3.2.2 Sekora is prohibited from becoming or acting as a director or officer of any issuer in Alberta for a period of seven years from February 23, 1999;
    3.2.3 Onishenko is cease traded and denied the use of all exemptions in the Securities Act of Alberta, except that she may trade through a registered broker in Alberta, for a period of five years from February 23, 1999;

    3.2.4 Onishenko is prohibited from becoming or acting as a director or officer of any issuer in Alberta for a period of five years from February 23, 1999; and

    3.2.5 Sekora has agreed to pay costs to the ASC, on behalf of both the Respondents, in the amount of $7,500 reflecting costs of the investigation by the ASC.

    3.3 The Respondents have fully co-operated with Staff of the British Columbia Securities Commission (the “Commission”) throughout their enquiry.

    Sekora’s Undertakings

    [para 4]
    4. Sekora undertakes:

    4.1 not to apply for registration under the Act for a period of seven years from the date of February 23, 1999; and

    4.2 to keep the Executive Director advised at all times of the location of the account and the transactions made in the account, through which he may trade pursuant to the Order made under paragraph 6.1.

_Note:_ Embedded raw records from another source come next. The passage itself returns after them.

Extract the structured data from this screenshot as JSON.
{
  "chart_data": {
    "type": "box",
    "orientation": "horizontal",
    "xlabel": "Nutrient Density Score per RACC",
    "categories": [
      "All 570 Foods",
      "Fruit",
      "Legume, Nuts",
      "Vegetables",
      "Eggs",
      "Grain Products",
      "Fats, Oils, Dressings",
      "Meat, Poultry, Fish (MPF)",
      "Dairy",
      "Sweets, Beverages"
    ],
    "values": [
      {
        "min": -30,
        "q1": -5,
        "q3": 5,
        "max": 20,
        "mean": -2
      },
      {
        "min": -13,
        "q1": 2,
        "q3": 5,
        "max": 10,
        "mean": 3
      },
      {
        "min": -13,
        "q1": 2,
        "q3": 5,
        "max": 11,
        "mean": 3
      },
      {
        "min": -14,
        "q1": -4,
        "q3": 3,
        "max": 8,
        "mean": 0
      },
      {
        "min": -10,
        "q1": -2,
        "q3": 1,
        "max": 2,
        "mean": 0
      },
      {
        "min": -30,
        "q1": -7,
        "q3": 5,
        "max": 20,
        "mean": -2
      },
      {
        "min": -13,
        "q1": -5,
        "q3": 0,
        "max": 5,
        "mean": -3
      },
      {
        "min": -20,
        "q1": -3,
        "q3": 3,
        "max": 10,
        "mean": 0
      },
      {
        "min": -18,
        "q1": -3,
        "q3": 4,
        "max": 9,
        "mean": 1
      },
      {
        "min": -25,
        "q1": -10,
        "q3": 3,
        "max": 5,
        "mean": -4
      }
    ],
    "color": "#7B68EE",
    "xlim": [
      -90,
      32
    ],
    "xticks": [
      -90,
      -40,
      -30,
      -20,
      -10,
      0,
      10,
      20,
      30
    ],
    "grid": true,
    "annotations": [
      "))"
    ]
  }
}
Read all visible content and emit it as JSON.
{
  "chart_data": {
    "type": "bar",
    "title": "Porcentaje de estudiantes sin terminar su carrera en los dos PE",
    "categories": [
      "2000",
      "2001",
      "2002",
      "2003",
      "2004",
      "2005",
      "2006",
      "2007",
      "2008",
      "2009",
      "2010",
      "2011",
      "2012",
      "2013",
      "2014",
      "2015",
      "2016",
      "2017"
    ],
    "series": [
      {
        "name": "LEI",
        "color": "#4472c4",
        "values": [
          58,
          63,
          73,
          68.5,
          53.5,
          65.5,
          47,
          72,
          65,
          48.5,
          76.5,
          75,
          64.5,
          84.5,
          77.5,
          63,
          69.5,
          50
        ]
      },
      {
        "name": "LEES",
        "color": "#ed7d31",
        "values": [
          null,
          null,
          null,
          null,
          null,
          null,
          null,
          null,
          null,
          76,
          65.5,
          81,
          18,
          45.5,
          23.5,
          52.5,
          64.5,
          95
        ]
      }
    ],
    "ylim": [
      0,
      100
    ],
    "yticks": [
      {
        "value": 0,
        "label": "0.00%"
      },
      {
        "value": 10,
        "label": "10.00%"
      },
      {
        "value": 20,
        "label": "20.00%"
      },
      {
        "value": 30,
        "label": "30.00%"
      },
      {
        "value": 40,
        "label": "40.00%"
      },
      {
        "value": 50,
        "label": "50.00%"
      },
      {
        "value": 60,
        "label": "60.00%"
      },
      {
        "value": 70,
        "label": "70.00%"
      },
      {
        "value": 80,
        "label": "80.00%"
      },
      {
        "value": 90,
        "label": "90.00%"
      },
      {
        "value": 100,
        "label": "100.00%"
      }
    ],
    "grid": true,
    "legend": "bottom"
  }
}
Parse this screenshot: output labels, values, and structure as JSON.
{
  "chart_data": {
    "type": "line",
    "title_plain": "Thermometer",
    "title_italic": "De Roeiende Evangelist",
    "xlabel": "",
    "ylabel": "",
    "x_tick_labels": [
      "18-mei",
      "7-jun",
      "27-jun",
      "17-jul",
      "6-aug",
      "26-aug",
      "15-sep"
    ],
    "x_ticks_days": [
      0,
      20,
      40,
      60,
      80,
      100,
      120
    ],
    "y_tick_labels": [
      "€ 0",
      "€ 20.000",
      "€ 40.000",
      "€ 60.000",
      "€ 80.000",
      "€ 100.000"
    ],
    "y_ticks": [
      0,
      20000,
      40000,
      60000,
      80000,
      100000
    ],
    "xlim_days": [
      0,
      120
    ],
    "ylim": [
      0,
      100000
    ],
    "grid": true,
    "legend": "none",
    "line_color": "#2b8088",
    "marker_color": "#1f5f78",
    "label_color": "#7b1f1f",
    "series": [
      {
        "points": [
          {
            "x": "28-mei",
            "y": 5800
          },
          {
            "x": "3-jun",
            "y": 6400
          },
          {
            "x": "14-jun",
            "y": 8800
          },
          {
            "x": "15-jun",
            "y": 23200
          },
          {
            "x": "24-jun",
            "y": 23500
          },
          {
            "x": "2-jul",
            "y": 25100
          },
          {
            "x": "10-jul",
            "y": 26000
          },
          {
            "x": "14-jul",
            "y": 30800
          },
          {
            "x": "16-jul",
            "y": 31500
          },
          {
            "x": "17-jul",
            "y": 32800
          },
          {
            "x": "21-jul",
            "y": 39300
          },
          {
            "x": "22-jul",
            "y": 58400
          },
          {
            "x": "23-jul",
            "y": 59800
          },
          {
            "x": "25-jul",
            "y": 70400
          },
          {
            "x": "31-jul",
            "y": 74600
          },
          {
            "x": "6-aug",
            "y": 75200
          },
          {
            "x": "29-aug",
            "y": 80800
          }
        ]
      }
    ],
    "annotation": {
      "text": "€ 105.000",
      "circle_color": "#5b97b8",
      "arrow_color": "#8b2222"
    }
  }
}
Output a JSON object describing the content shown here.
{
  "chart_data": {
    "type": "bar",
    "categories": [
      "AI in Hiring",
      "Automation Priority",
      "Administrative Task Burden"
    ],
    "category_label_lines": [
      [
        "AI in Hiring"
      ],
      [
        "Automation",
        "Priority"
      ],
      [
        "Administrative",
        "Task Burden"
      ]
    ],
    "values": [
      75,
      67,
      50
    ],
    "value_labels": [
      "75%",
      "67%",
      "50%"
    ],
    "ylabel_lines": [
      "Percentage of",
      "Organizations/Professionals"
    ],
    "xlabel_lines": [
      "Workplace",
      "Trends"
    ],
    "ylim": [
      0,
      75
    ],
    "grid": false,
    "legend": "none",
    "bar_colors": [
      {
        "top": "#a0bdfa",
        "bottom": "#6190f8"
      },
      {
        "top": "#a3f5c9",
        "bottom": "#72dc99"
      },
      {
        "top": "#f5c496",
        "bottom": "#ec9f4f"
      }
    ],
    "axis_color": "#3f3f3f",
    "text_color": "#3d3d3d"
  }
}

    Onishenko’s Undertakings

    [para 5]
    5. Onishenko undertakes:

    5.1 not to apply for registration under the Act for a period of five years from the date of February 23, 1999; and

    5.2 to keep the Executive Director advised at all times of the location of the account and the transactions made in the account, through which she may trade pursuant to the Order made under paragraph 7.1.

    Orders

    [para 6]
    6. Sekora consents to an order by the Executive Director that:

    6.1 pursuant to section 161(1)(b) and (c) of the Act that Sekora cease trading in or be prohibited from trading in any securities or exchange contracts, and that any or all of the exemptions described in sections 44 to 47, 74, 75, 98 or 99 of the Act do not apply to Sekora for a period of seven years from the date of February 23, 1999, except that Sekora be permitted to rely on the exemption contained in section 45(2)(7) of the Act for trading in one account of his own through one registered dealer; and

    6.2 pursuant to section 161(1)(d) of the Act, that Sekora resign all positions he holds as a director or officer of any issuer, and that he is prohibited from becoming or acting as a director or officer of any issuer for a period of seven years from February 23, 1999.

    [para 7]
    7. Onishenko consents to an order by the Executive Director that:

    7.1 pursuant to section 161(1)(b) and (c) of the Act that Onishenko cease trading in or be prohibited from trading in any securities or exchange contracts, and that any or all of the exemptions described in sections 44 to 47, 74, 75, 98 or 99 of the Act do not apply to Onishenko for a period of five years from the date of February 23, 1999, except that Onishenko be permitted to rely on the exemption contained in section 45(2)(7) of the Act for trading in one account of her own through one registered dealer; and

    7.2 pursuant to section 161(1)(d) of the Act, that Onishenko resign all positions she holds as a director or officer of any issuer and that she is prohibited from becoming or acting as a director or officer of any issuer for a period five years from the February 23, 1999.

    Waiver

    [para 8]
    8. The Respondents waive any right they may have, under the Act, or otherwise, to a hearing, hearing and review, judicial review or appeal related to, in connection with, or incidental to this agreement.

    Execution

    [para 9]
    The parties to this Settlement Agreement agree that the Settlement Agreement may be executed in counter-part.

    DATED at Grande Prairie, AB, on April 30, 2001.


    “Percy Sekora”
    Percy Ellison Sekora


    “L.A. Onishenko” )
    Witness Signature )
    )
    Laurie Onishenko )
    Witness Name (please print) )
    11311 - 90 Street )
    )
    Grande Prairie, AB )
    Address )
    Manager )
    Occupation )


    DATED at Grande Prairie, AB, on April 30, 2001.


    “L.A. Onishenko”
    Laurie Ann Onishenko


    “P. Sekora” )
    Witness Signature )
    )
    P. Sekora )
    Witness Name (please print) )
    11311 - 90 St. )
    )
    Grande Prairie )
    Address )
    Manager )
    Occupation )


    DATED at Vancouver, British Columbia, on May 14, 2001.